„Das Soziale muss wieder stärker in den Mittelpunkt“
CSU-Generalsekretär Andreas Scheuer über die Sondierungsgespräche in Berlin
BERLIN - Der CSU-Generalsekretär und Jamaika-Sondierer Andreas Scheuer vermisst bei den Grünen Bewegung, lehnt rote Linien ab und erklärt, was für die CSU unverhandelbar ist. Andreas Herholz hat ihn befragt.
Plötzlich knirscht es bei den Jamaika-Sondierungen. Es hakt vor allem bei den Themen Klimaschutz und Zuwanderung. Ist das bereits der Anfang vom Ende?

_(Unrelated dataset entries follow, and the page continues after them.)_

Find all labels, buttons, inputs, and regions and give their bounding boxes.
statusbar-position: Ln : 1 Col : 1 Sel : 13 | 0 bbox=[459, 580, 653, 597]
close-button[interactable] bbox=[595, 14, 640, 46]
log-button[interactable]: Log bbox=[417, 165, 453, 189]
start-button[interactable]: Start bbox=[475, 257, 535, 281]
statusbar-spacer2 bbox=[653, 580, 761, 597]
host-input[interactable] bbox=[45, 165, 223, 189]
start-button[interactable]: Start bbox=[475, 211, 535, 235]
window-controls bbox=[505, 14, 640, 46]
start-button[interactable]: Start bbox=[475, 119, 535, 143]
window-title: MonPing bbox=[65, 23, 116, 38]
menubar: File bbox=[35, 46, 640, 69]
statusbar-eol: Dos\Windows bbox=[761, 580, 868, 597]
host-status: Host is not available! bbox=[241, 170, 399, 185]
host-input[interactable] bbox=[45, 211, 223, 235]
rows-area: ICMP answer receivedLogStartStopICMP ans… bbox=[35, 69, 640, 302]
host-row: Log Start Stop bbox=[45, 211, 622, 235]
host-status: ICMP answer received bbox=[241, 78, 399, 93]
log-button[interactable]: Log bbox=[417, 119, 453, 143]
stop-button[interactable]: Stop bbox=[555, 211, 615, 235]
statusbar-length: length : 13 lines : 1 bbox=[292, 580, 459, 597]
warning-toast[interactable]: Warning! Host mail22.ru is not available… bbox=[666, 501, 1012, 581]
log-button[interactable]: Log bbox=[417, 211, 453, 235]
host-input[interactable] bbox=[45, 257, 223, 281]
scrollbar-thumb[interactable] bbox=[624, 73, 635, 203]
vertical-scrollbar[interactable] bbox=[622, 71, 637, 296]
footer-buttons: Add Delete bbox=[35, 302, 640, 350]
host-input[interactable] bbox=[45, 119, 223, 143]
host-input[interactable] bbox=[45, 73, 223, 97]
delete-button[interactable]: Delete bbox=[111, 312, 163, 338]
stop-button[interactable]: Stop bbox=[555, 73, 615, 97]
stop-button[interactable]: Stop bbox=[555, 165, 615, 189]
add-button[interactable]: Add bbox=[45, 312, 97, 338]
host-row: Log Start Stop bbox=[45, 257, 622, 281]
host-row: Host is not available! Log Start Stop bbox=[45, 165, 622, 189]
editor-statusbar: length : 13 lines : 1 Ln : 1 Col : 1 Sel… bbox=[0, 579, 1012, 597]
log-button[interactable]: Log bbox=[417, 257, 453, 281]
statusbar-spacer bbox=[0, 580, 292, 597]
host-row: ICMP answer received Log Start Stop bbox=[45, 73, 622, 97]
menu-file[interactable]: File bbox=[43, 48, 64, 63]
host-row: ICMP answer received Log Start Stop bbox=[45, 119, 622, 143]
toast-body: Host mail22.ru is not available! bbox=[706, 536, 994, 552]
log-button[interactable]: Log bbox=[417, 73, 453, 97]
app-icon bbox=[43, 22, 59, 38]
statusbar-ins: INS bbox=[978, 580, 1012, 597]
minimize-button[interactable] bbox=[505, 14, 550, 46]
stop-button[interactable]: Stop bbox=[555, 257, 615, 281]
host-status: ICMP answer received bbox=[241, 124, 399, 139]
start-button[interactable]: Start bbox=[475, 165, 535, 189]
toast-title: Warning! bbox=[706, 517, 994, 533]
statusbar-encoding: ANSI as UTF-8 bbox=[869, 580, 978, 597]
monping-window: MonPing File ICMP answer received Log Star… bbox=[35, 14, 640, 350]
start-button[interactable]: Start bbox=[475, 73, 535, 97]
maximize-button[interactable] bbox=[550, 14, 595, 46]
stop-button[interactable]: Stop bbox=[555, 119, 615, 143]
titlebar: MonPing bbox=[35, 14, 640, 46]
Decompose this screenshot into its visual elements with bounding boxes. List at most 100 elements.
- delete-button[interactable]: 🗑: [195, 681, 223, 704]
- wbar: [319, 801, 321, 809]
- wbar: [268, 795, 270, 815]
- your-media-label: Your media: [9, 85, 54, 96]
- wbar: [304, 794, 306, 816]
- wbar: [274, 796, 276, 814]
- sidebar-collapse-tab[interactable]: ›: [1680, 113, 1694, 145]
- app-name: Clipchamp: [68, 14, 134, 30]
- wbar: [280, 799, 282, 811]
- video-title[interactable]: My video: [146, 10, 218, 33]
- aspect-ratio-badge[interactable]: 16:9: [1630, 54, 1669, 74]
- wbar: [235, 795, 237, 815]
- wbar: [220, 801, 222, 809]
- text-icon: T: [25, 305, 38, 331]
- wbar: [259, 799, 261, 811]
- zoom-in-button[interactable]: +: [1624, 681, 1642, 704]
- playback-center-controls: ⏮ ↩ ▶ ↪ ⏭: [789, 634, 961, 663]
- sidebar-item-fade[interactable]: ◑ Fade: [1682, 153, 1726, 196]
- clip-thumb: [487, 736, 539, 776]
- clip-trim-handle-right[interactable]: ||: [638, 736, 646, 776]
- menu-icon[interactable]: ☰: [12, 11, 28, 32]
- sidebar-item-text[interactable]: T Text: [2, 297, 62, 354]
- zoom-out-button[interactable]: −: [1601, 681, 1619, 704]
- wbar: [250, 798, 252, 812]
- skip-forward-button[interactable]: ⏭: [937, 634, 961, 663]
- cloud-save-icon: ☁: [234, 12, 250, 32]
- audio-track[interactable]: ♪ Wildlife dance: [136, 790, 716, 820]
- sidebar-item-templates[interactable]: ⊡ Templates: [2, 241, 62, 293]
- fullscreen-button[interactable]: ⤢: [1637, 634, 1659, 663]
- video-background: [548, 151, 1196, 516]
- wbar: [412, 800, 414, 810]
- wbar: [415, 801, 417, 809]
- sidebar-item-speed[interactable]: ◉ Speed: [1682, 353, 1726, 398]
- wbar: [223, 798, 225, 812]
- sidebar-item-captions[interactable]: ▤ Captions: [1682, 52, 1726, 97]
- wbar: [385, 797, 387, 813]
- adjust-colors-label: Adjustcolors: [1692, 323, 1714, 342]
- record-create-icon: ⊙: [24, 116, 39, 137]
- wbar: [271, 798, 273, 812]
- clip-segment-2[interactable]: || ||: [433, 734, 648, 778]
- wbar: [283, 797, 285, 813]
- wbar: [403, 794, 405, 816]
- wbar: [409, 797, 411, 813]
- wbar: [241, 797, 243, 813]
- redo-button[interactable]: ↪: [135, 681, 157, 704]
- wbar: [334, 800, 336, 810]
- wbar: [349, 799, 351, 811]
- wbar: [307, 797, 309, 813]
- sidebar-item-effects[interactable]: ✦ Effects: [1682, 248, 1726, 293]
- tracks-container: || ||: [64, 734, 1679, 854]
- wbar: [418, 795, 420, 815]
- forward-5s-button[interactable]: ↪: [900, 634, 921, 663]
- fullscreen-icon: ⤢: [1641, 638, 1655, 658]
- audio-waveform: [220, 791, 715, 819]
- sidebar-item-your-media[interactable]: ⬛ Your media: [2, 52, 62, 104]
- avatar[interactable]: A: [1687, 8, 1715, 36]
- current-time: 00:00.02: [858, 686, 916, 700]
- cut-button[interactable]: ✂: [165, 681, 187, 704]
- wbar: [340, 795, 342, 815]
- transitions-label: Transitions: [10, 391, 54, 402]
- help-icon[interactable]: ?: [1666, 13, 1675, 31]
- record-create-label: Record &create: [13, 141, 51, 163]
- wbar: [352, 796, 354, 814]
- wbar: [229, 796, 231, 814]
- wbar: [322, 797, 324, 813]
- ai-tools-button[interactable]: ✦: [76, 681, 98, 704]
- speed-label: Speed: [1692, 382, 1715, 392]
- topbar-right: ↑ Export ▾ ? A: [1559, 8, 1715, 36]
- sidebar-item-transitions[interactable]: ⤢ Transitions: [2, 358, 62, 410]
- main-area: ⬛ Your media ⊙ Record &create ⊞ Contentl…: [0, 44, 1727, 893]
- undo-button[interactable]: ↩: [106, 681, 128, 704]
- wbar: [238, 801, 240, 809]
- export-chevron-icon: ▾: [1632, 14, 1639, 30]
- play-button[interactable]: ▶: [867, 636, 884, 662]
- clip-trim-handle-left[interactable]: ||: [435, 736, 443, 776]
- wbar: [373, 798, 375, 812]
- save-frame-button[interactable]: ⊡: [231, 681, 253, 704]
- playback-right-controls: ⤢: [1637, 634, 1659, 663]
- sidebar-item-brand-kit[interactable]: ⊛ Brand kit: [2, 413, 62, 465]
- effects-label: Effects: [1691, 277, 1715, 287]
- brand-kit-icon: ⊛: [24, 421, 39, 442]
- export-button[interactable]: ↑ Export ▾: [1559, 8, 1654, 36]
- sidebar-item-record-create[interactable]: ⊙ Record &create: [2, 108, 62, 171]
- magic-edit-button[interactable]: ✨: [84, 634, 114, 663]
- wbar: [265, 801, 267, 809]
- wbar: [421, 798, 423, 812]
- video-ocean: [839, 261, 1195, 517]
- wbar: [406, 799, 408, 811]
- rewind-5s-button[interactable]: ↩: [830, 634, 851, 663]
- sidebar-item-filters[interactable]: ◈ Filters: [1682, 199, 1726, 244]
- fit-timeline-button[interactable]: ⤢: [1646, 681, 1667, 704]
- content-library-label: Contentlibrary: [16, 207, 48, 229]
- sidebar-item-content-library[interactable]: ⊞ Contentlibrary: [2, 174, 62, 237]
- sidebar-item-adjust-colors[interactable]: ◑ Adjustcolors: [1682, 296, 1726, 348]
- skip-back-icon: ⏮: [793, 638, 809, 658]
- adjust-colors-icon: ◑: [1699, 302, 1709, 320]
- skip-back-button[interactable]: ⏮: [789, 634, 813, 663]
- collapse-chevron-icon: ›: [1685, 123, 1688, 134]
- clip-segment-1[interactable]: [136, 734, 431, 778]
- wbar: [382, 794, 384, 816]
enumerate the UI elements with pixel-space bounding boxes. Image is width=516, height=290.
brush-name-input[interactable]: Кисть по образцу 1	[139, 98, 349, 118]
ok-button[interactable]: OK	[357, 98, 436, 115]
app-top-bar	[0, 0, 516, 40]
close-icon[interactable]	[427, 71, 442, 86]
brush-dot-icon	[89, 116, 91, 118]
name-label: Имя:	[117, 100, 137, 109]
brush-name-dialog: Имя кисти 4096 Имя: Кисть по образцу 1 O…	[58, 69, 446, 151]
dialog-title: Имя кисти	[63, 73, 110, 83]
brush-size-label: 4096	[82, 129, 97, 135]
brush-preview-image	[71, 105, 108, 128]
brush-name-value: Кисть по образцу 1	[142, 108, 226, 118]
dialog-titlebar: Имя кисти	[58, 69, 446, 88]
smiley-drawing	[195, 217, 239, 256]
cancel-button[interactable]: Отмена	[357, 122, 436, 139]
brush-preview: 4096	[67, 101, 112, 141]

Jetzt geht es an die Grundsätze, da wird es hart. Bei den Themen Klimaschutz und Flüchtlingspolitik sind wir sehr weit auseinander. Die Grünen haben nicht mal im Ansatz Schnittmengen auf den Tisch gelegt. Der erste Schritt wäre, wenigstens Realitäten in unserem Land anzuerkennen. Da gibt es zu wenig Bewegung. Für die Union ist klar: Die Zuwanderung muss besser geordnet, gesteuert und begrenzt werden. Unser Regelwerk zur Begrenzung der Migration gilt und ist fixe Grundlage für die Verhandlungen. Da sind sich CDU und CSU sehr einig. Eine Krise wie 2015 darf sich nicht wiederholen. Das Thema ist von großer nationaler Tragweite und hat viele Menschen aufgewühlt. Das sieht man auch am Ergebnis der Bundestagswahl. Die künftige Bundesregierung muss die Probleme in der Zuwanderungspolitik lösen. Dazu sind die Grünen bislang offenbar nicht bereit. Wenn sich das nicht ändert, wird es schwierig mit einer Jamaika-Koalition.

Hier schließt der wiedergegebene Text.